The Atlantic Ocean is crucial for many regional climate phenomena through its linkage with the AMOC. For example, modeling studies suggest that the AMOC and associated Atlantic heat transport can affect multidecadal Arctic sea ice variability. Coherent multidecadal changes among the AMOC fingerprint and inverted vertical wind shear over the main development region of Atlantic hurricanes have been found in both observations and a coupled model control simulation, supporting an important role of the AMOC in multidecadal changes of Atlantic major hurricane frequency. The decadal AMOC decline directly observed from the RAPID program is consistent with that inferred from the observed AMOC fingerprint.
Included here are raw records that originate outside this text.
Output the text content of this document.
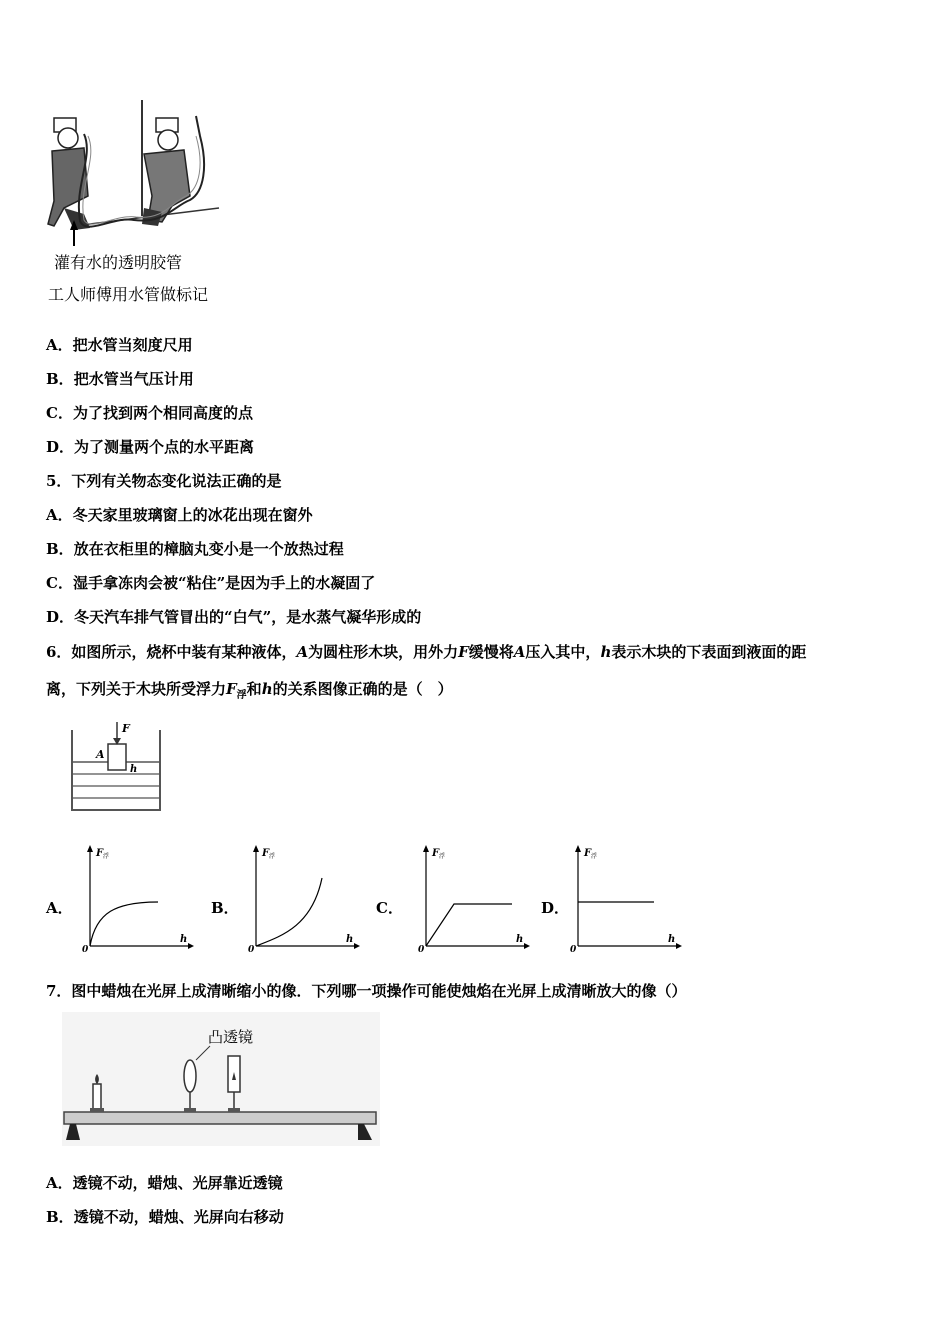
灌有水的透明胶管
工人师傅用水管做标记
A．把水管当刻度尺用
B．把水管当气压计用
C．为了找到两个相同高度的点
D．为了测量两个点的水平距离
5．下列有关物态变化说法正确的是
A．冬天家里玻璃窗上的冰花出现在窗外
B．放在衣柜里的樟脑丸变小是一个放热过程
C．湿手拿冻肉会被“粘住”是因为手上的水凝固了
D．冬天汽车排气管冒出的“白气”，是水蒸气凝华形成的
6．如图所示，烧杯中装有某种液体，A为圆柱形木块，用外力F缓慢将A压入其中，h表示木块的下表面到液面的距
离，下列关于木块所受浮力$F_浮$和h的关系图像正确的是（　）
F
A
h
A．
F 浮
h
0
B．
F 浮
h
0
C．
F 浮
h
0
D．
F 浮
h
0
7．图中蜡烛在光屏上成清晰缩小的像．下列哪一项操作可能使烛焰在光屏上成清晰放大的像（）
凸透镜
A．透镜不动，蜡烛、光屏靠近透镜
B．透镜不动，蜡烛、光屏向右移动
Multidecadal AMOC variability is underestimated in many climate models. Understanding the mechanism of multidecadal AMOC variability and the causes of its underestimation in climate models are crucial for improving simulated AMOC-related climate impacts. Recent reconstructions of the long-term mean AMOC structure reveal that the Arctic Ocean is the northern terminus of the AMOC and the density-space AMOC across the OSNAP section is linked to the section’s west-east density contrast through both thermal wind and horizontal gyre contributions across sloping isopycnals. Across the OSNAP section, the directly observed mean AMOC strength over the recent period is similar to the reconstructed long-term mean AMOC strength over the past several decades. A simple conceptual model, which is calibrated by the OSNAP observations and includes two-way Atlantic-Arctic interactions through the oceanic advection and the AMOC-induced atmosphere-ocean (or ice-ocean) coupled freshwater feedback, illustrates the multidecadal AMOC delayed oscillator mechanism. It suggests an important role of the Arctic salinity anomaly and associated delayed negative feedback in multidecadal AMOC variability. The underestimation of multidecadal AMOC variability and associated impacts in climate models is likely related to their underestimation of multidecadal Arctic salinity changes. Monitoring the potential propagations of Arctic salinity anomalies along the boundary outflow would be valuable for predicting the timing and amplitude of future AMOC changes.

Topic Value of AMOC observing – what have we learned?